Judge will not order Ford County to open second polling location in Dodge City
A federal judge says Ford County will not have to open a second polling location in Dodge City.
Voting for Dodge City will remain at the Western Kansas State Bank Expo Center, outside the city. To help voters get to and from the expo center Tuesday, the city will provide free public transportation.
Voters can schedule their ride to get to the polls by calling 620-371-3879.
The decision to keep the changed, single voting site in Dodge City was handed down late Thursday evening.
Judge Daniel Crabtree's decision, in part, boils down to timing as it's too late to open another voting location in Dodge City with less than one week until Election Day.
He said Ford County would have to reprogram the voter registration database, assign new locations and notify all voters of where they'd have to vote.
He also said Ford County Clerk Debbie Cox has notified voters of the voting-location change through several outlets: by letter, through mail and on the Ford County website.
The judge said opening another location would most likely create more confusion and that it's not in the public's interest for this to happen.
Crabtree also rejected an argument that a new voting location was needed because of overcrowding. He said he understands that opening a second location might help, but the plaintiffs in this case have had 20 years to make that claim and fix it if there's a problem.
Ultimately, the judge ruled there isn't enough evidence currently to show the ACLU would prevail if this case did go to trial.
The only polling location that will be open on Election Day for Dodge City voters is the Expo Center, just outside the city.
Thursday night, the ACLU of Kansas responded to the judge's decision, as expected, expressing disappointment. but also some encouragement that came from the ruling and "about our prospects as our case moves forward."
"We should say at the onset that this is just a portion of a larger, continuing case and while we may have lost a round, our fight continues,"
The ACLU says had the county clerk's decision not to open a new polling site come down sooner, their case may have prevailed as there would have been more time to react.
"(Ford County Clerk Debbie Cox) can rest easy -- for now -- that she was able to run out the clock. We're all left to wonder, however, what might have been accomplished had she merely chosen to work with us and with our clients."
The ACLU points out that nowhere in Crabtree's ruling did the judge say the Expo Center is a good voting site, only that it's too difficult to change this close to Election Day.
The ACLU also mentions the judge's comments where he expressed concern about the way in which the Ford County clerk handled the voting-site change and some miscommunication issues that ensued following the decision to make the change.
"It seems clear to us from his words in the decision that our case is moving in the right direction," The ACLU says. "We believe that Dodge City voters will get another polling place since, as one of our attorneys pointed out, one polling station for 13,000 voters in Dodge City, but three polling places for 1,300 people for the rest of Ford County simply makes no sense." Our clients will get the relief they seek, eventually."
A hearing on the lone polling place in Dodge City ends without a federal judge handing down a ruling.

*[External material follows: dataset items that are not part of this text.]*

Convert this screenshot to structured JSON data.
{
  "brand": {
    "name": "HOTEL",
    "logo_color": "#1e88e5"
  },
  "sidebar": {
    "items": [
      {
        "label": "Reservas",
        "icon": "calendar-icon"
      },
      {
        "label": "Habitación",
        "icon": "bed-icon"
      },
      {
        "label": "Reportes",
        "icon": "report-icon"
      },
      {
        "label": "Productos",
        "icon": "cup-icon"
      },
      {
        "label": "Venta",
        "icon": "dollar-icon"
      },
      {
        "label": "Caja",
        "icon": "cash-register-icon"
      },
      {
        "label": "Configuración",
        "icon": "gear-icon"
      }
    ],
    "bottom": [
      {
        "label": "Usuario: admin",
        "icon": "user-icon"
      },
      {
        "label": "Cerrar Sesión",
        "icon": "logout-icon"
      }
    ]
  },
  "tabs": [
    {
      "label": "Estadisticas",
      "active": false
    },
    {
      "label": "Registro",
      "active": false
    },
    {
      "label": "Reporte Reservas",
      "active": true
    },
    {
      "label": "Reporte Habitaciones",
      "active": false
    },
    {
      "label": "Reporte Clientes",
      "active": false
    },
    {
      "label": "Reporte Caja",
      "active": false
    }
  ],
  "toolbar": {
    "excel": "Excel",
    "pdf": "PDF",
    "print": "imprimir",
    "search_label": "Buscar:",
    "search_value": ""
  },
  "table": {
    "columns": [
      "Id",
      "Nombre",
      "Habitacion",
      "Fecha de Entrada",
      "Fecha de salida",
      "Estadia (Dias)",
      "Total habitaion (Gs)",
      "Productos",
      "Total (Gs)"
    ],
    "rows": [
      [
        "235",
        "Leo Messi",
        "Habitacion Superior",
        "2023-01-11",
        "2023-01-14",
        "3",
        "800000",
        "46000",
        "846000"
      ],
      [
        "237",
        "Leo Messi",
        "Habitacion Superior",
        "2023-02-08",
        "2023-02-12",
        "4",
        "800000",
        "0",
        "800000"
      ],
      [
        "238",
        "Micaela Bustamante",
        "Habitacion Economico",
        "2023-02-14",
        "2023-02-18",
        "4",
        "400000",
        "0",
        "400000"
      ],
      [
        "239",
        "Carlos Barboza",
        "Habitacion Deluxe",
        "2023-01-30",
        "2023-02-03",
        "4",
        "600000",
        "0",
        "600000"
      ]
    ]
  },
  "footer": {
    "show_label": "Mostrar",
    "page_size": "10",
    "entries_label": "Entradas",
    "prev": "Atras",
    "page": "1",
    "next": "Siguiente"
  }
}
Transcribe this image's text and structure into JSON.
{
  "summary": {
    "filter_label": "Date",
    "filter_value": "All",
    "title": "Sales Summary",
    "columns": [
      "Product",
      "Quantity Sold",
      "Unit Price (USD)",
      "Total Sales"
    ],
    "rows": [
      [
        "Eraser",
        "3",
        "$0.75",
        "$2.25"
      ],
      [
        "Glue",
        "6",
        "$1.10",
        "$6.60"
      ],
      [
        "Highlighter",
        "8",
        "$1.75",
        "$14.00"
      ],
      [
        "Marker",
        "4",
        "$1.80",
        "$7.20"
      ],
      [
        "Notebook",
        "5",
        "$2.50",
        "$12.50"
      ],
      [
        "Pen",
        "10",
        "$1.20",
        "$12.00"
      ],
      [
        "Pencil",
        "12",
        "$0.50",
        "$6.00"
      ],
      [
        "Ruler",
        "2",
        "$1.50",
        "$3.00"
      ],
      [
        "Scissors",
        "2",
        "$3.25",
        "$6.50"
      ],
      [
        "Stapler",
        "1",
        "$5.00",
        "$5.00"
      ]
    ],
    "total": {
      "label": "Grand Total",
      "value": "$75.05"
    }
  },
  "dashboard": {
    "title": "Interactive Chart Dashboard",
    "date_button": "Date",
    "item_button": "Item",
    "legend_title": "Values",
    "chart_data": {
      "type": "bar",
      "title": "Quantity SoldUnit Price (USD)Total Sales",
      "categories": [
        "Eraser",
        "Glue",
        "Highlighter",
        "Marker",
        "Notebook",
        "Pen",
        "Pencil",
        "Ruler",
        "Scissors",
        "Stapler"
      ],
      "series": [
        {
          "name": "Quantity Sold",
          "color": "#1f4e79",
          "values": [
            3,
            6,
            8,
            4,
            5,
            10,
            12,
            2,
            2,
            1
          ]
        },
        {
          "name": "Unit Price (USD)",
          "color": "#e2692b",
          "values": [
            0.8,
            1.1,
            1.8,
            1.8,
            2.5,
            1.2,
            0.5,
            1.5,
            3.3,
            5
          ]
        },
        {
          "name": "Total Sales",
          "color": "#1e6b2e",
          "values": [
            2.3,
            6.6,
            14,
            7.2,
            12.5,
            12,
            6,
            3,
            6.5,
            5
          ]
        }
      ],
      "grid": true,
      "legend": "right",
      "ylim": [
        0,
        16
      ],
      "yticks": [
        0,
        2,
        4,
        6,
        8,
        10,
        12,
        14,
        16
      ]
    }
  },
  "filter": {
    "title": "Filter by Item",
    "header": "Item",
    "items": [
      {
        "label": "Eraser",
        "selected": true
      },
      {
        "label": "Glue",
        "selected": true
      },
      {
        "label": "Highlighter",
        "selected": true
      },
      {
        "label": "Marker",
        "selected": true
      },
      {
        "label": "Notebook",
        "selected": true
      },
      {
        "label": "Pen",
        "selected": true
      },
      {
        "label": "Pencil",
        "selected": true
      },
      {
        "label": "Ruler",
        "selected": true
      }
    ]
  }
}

Ford County said it moved the polling location from the Dodge City Civic Center to the Western Kansas State Bank Expo Center, outside the city, due to construction at the civic center.
The American Civil Liberties Union filed a lawsuit against Ford County after some new voters were sent mail listings for the old polling place.
The ACLU says it wants Ford County to open the Civic Center as a second polling place in addition to the Expo Center.
Attorneys for the nonprofit organization argue that voters are confused and that the location move from the Civic Center inside Dodge City to the Expo Center outside of the city limits will be a burden on minority and low-income voters.
Ford County Clerk Debbie Cox spoke in the defense saying the county's gone to great lengths to make sure everyone can vote.
In court, the county's attorney showed flyers and letters that were sent out and published in newspapers telling voters about the changes. The city is also offering free door-to-door bus rides to get people to and from the Expo Center.
Cox said the county picked the Expo Center because of its ability to handle large crowds and it's accessibility for people with disabilities.
The judge did not give a timeline on when a decision would be made.